Marine Corps Marathon Stretches Beyond US Soil
(November 4, 2009)
Sgt. Ryan Carle, intelligence chief with Marine
Fighter Attack Squadron 112, stretches in preparation for the 4th
Annual Marine Corps Marathon (Forward), aboard Al Asad Air Base,
Iraq, Oct. 25, 2009.
AL ASAD AIR BASE, Iraq (10/29/200)
Men and women looking down an empty
stretch of road, dimly lit by street lamps and emergency vehicle lights,
anticipated their upcoming challenge. Not more than a few hundred meters of
pavement stretched in front of them, but rounding the turn at the end of this
road began a 26.2-mile test of willpower.
Service members from all over Iraq came to Al Asad Air Base to participate in
the 4th Annual Marine Corps Marathon (Forward) Oct. 25, 2009, and every
participant brought their own personal ambitions to the course. Some came to
test their endurance, others to participate in their first marathon and a few
even waved their unit's colors on the run to remember fallen comrades.
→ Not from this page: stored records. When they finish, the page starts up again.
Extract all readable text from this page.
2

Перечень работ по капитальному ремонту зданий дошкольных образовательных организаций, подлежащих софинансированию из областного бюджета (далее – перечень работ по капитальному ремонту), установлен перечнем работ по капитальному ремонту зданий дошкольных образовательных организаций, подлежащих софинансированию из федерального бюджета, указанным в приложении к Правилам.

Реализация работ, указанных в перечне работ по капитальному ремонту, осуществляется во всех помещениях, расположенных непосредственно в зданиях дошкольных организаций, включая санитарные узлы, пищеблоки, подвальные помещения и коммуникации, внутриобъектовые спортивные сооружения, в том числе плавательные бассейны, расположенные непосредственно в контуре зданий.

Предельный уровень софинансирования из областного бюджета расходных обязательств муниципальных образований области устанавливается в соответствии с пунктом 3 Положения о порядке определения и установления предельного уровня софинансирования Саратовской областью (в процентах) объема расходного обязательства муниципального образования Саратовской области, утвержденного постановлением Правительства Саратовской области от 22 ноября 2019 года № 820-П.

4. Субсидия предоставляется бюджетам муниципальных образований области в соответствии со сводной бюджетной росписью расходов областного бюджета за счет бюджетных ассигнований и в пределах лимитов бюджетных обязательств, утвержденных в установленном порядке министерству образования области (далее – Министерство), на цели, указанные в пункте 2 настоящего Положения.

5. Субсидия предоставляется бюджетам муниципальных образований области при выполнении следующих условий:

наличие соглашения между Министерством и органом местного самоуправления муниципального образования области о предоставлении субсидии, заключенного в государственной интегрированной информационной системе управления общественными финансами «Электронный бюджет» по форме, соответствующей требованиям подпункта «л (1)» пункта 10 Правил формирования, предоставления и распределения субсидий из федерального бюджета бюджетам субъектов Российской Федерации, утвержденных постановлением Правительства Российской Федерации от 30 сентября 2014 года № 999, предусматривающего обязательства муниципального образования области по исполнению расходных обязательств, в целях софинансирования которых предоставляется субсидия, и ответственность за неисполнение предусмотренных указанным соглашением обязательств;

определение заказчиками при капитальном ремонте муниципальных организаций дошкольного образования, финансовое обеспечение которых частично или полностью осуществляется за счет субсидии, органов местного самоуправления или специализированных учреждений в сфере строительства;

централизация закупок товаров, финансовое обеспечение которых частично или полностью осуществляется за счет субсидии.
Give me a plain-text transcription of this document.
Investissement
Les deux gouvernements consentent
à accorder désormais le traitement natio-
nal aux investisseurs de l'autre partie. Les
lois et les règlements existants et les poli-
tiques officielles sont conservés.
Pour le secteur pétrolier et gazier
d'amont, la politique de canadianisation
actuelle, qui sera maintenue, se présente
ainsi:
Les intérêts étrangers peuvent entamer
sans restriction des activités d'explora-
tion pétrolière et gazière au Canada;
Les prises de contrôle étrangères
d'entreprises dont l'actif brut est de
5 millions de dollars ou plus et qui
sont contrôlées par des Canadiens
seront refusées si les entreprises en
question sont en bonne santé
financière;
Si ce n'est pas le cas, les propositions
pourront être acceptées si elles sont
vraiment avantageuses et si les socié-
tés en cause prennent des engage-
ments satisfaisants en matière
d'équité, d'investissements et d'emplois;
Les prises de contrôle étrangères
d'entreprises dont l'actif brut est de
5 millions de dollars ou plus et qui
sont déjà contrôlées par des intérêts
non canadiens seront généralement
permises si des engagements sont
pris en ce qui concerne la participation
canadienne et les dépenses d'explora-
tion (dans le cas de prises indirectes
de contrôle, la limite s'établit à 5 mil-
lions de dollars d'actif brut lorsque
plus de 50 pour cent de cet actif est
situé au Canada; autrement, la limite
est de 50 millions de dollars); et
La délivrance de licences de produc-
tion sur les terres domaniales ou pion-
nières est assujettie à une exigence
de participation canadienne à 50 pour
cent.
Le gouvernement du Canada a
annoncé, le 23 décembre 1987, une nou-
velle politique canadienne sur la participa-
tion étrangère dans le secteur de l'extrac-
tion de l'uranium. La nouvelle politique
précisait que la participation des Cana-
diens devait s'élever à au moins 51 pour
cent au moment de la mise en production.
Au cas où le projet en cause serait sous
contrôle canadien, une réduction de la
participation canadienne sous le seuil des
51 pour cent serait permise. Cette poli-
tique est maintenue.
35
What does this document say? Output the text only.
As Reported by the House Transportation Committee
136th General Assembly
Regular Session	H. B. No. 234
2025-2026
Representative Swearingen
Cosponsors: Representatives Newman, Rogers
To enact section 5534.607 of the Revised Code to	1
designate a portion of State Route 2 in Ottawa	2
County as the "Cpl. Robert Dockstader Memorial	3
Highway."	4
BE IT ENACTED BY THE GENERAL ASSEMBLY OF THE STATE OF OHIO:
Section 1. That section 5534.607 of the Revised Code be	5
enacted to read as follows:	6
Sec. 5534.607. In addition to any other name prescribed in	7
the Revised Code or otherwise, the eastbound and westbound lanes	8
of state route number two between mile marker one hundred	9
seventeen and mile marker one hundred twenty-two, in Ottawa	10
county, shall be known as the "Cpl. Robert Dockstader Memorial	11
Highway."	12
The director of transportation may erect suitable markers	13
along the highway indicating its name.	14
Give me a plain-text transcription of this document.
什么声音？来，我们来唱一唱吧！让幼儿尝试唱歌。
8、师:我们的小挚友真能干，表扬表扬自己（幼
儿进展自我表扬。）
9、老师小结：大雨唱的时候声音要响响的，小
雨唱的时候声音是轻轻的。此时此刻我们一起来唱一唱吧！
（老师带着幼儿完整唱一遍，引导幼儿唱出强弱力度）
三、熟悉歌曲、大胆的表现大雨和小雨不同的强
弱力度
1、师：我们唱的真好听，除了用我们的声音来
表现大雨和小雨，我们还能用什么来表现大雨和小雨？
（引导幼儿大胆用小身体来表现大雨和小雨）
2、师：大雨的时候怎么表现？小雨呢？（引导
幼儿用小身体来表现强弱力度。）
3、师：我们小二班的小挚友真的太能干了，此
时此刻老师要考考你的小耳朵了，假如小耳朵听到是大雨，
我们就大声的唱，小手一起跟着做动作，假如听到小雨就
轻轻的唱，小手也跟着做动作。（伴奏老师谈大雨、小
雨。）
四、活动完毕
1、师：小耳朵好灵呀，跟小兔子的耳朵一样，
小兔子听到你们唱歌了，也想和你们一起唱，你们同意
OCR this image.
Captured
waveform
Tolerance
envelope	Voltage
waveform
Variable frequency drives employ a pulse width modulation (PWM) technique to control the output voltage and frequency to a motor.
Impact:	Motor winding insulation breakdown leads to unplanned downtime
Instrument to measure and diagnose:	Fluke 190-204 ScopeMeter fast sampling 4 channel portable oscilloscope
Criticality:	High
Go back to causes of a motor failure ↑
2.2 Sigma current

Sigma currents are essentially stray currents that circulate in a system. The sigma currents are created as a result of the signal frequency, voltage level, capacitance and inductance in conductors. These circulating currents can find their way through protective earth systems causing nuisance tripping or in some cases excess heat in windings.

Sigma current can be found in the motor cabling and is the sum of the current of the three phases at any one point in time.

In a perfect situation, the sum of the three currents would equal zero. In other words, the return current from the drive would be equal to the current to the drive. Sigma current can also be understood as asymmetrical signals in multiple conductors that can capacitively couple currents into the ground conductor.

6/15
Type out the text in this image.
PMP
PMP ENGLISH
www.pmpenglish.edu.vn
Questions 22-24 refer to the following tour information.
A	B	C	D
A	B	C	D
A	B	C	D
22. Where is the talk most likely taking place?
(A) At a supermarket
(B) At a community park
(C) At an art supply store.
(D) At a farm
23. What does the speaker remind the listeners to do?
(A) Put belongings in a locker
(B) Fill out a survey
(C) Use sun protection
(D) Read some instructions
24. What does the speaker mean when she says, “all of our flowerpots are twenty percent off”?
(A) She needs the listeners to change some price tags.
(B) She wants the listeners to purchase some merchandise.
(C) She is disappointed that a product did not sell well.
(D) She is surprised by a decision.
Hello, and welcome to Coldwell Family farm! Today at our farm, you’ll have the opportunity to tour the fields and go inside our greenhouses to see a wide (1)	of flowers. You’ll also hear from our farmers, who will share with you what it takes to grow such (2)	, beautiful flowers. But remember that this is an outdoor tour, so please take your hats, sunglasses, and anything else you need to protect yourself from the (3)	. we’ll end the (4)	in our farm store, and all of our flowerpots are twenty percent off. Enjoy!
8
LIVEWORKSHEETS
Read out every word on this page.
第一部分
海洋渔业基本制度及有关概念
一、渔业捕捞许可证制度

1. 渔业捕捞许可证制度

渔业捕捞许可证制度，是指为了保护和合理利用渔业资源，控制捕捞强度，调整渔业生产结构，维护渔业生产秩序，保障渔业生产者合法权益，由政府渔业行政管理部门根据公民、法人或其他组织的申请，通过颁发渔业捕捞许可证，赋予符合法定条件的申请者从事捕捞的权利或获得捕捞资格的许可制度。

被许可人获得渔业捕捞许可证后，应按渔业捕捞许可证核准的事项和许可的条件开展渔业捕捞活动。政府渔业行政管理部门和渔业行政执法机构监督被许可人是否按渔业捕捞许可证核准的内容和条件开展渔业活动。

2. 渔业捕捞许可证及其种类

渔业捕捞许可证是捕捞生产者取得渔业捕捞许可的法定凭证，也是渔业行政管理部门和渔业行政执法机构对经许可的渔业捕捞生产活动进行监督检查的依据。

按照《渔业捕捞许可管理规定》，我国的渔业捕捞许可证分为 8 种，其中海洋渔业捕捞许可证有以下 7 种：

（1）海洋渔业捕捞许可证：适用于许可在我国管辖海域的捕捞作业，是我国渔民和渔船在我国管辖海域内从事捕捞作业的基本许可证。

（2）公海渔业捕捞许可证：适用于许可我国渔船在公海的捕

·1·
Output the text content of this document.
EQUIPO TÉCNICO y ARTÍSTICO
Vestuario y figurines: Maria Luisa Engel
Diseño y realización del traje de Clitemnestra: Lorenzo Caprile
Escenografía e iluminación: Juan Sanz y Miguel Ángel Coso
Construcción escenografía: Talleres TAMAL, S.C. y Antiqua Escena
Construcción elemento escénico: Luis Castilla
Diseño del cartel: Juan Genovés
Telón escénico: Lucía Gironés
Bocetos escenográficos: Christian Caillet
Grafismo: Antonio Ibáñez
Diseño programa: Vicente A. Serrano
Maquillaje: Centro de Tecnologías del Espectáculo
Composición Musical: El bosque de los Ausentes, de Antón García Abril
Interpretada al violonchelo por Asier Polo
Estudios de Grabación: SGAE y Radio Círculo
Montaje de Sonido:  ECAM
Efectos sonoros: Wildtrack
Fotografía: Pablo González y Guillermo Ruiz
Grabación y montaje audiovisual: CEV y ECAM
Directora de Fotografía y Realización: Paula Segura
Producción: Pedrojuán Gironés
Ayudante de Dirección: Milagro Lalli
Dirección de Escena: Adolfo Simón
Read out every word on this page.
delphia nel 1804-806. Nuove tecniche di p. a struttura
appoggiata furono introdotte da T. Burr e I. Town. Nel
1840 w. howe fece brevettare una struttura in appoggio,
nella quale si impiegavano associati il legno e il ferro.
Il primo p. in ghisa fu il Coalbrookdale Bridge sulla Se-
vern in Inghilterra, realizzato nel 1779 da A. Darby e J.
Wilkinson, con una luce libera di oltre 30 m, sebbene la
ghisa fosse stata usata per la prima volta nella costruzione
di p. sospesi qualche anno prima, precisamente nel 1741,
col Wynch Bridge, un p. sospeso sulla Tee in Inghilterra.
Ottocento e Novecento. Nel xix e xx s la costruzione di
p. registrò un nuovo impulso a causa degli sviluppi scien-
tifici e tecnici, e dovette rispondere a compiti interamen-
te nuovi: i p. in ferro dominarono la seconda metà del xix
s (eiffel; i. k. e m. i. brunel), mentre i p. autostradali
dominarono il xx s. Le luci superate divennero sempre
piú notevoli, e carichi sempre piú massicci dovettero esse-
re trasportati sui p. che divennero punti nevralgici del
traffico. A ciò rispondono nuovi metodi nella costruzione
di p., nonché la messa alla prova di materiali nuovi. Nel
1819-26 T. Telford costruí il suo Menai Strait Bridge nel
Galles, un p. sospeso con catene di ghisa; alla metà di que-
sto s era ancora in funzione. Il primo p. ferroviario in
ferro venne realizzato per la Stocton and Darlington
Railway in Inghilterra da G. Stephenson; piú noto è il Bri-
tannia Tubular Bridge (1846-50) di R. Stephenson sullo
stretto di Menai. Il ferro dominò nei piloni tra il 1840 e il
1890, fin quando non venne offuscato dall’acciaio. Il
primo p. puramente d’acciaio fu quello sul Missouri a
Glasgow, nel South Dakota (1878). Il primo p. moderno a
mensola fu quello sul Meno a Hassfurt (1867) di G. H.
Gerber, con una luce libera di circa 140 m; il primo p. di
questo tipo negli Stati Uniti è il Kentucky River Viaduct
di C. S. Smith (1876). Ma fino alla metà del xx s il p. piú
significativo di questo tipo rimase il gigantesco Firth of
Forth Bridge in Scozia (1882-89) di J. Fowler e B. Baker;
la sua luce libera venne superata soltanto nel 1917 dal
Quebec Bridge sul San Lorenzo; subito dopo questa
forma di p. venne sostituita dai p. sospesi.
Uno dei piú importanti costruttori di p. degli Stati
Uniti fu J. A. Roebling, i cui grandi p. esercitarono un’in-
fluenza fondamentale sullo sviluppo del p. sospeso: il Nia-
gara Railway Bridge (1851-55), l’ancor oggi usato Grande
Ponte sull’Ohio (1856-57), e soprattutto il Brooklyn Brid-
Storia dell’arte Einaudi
“The training was pretty tough, and the goal for my first marathon is to defeat
the road ... No time; just in it to complete it,” explained Staff Sgt. Brian
O'Rourke, system communications watch chief with 8th Communication Battalion.
“My brother runs marathons, and he is the driving force behind this. I want to
at least experience something that he has so we can relate on some things.”
Whatever reasoning brought them to the event, they
took their inspirations with them as they dashed through the
starting line when the shot rang out.
Out of the 309 participants, more than 200 ran their first Marine Corps Marathon
during the event.
Other runners had past experience running marathons and were willing to give it
another try, even if the last time they ran one was more than 18 years ago.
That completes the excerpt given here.